Dunia itu dua suara, tersurat dengan banyak pena kekuasaan

Kamis, 13 Februari 2014

Mati Suri, Hidup Lagi

Kehidupan yang hidup ialah kehidupan yang menghidupkan

Saya selalu percaya bahwa kehidupan yang hidup ialah kehidupan yang menghidupkan. Apapun itu, tak terkecuali diri Anda sendiri. Kehidupan yang menghidupkan ialah kehidupan yang tidak melulu bicara tentang bagaimana Anda hidup, bagaimana Anda menjalani hari-hari Anda, dan bagaimana Anda beranjak tua. Kehidupan yang hidup, menurut saya, sudah seharusnya dapat membawa kehidupan bagi setiap hal yang terkait dengan Anda yang hidup dan menjalani kehidupan ini.

Merujuk pada shared-link dalam akun Facebook salah satu dosen favorit saya, ada sebuah satir menyentuh karya Seno Gumira Ajidarma:

Alangkah mengerikannya menjadi tua dengan kenangan masa muda yang hanya berisi kemacetan jalan, ketakutan datang terlambat ke kantor, tugas-tugas rutin yang tidak menggugah semangat, dan kehidupan seperti mesin yang hanya akan berakhir dengan pensiun yang tidak seberapa.

Sebuah kalimat suram yang dituangkan penulisnya dalam karya yang berjudul Menjadi Tua di Jakarta ini, dalam kacamata saya, telah "mematikan kehidupan yang seharusnya hidup". Kasarnya, secara hiperbolis diwakili dengan "memilih kematian dalam hidup". Tentu selalu ada pro dan kontra dari setiap karya dan mahakarya di dunia ini, mengingat itu adalah sifat dasar manusia yang secara alamiah mencintai adanya perbedaan.

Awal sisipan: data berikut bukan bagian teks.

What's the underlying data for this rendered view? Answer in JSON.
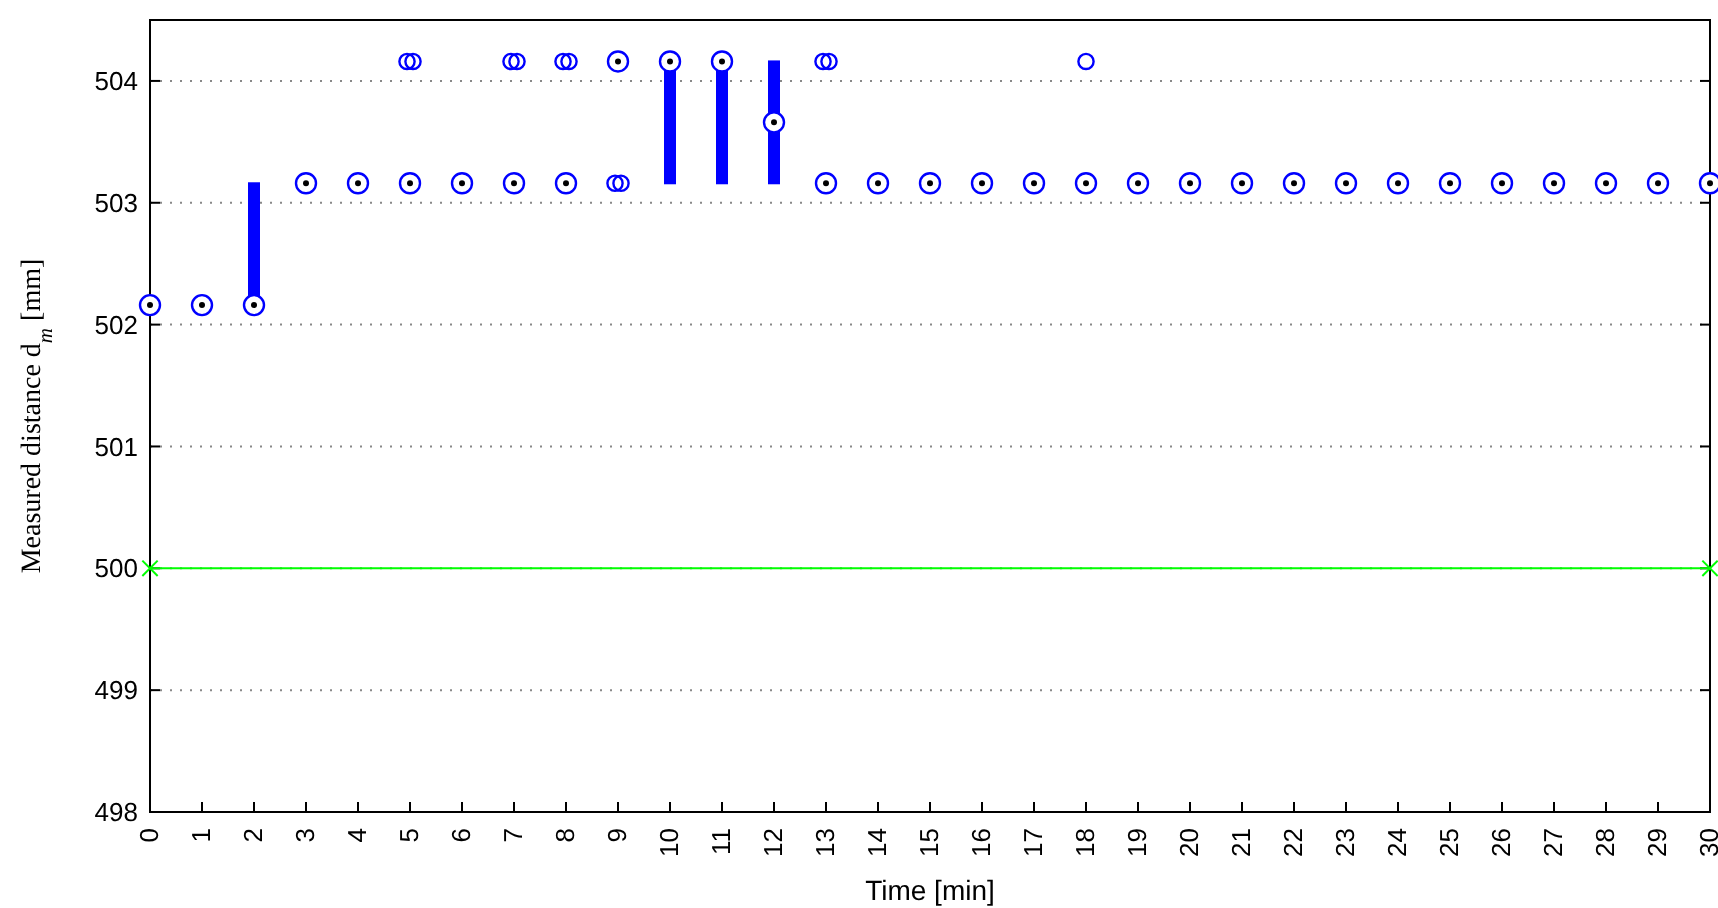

Sebagian dari kalian mungkin terpesona dengan satir diatas, dimana sebagian lagi mencibir sembari ngedumel, "Kayak udah pernah pensiun aja!".

Apapun itu, saya pribadi telah merasakan bahwa kehidupan yang tidak menghidupkan sesuatu terasa sia-sia, dan bahkan sangat mungkin lupa untuk merasa hidup kembali.

Persoalan pertama saya menulis tulisan ini ialah ketika saya menyadari bahwa saya sudah amat sangat meninggalkan dunia ketik-mengetik di blog ini, dengan terlalu asyik menyelesaikan tulisan-tulisan lain yang sifatnya kewajiban: tugas, skripsi, presentasi, dan lainnya. Tetek bengek itu mungkin cukup mewakili sepenggal satir diatas untuk refleksi dari kata-kata "tugas-tugas rutin yang tidak menggugah semangat" dan "kehidupan seperti mesin". Saya merasa sudah tidak lagi hidup dalam dunia ini, dan cukup kesulitan untuk memulainya kembali.

Empat tahun terakhir, selama masa perkuliahan, saya memang merasa cukup sulit meluangkan waktu pribadi dan berjam-jam duduk di depan laptop, meluangkan waktu untuk mengetik apapun yang tersirat. Saya merasa telah tumbuh menjadi pribadi yang lebih banyak membaca dari sebelumnya, dan juga lebih sering menceritakan segalanya kepada mereka-mereka yang ada dalam kehidupan saya, dan melupakan gairah untuk menumpahkannya dalam tulisan.

Saya rasa saya telah mematikan salah satu kehidupan saya dengan tidak menghidupkan dunia tulisan, dan kesulitan untuk memulainya kembali karena tidak banyak hal yang belum saya tumpahkan di melalui ketukan jemari di keyboard ini, hingga saya benar-benar memaksakan diri untuk menulis dengan menceritakan kesulitan saya dalam menulis ini.

No one ever takes a picture of something they want to forget

Quote diatas, yang saya temukan dari akun instagram seorang sahabat (dan ternyata berasal dari sebuah film), saya pikir juga berlaku bagi setiap sisi kehidupan dan hobi manusia. Sebagai seorang yang seringkali mengaku hobi menulis, saya ingin meninggalkan kesan dari setiap tulisan. Lebih jauh, saya ingin mampu mengingat segala sesuatu yang pernah saya rasakan dengan membaca ulang setiap tulisan.

Menulis telah menjadi emosi pribadi, dan sudah seharusnya hal itu terjadi bagi setiap hobi yang Anda miliki. Seluruh harapan dan keinginan ada di sana,dan harus selalu dihidupkan selama Anda bisa, karena sekali mati, cukup sulit untuk hidup kembali.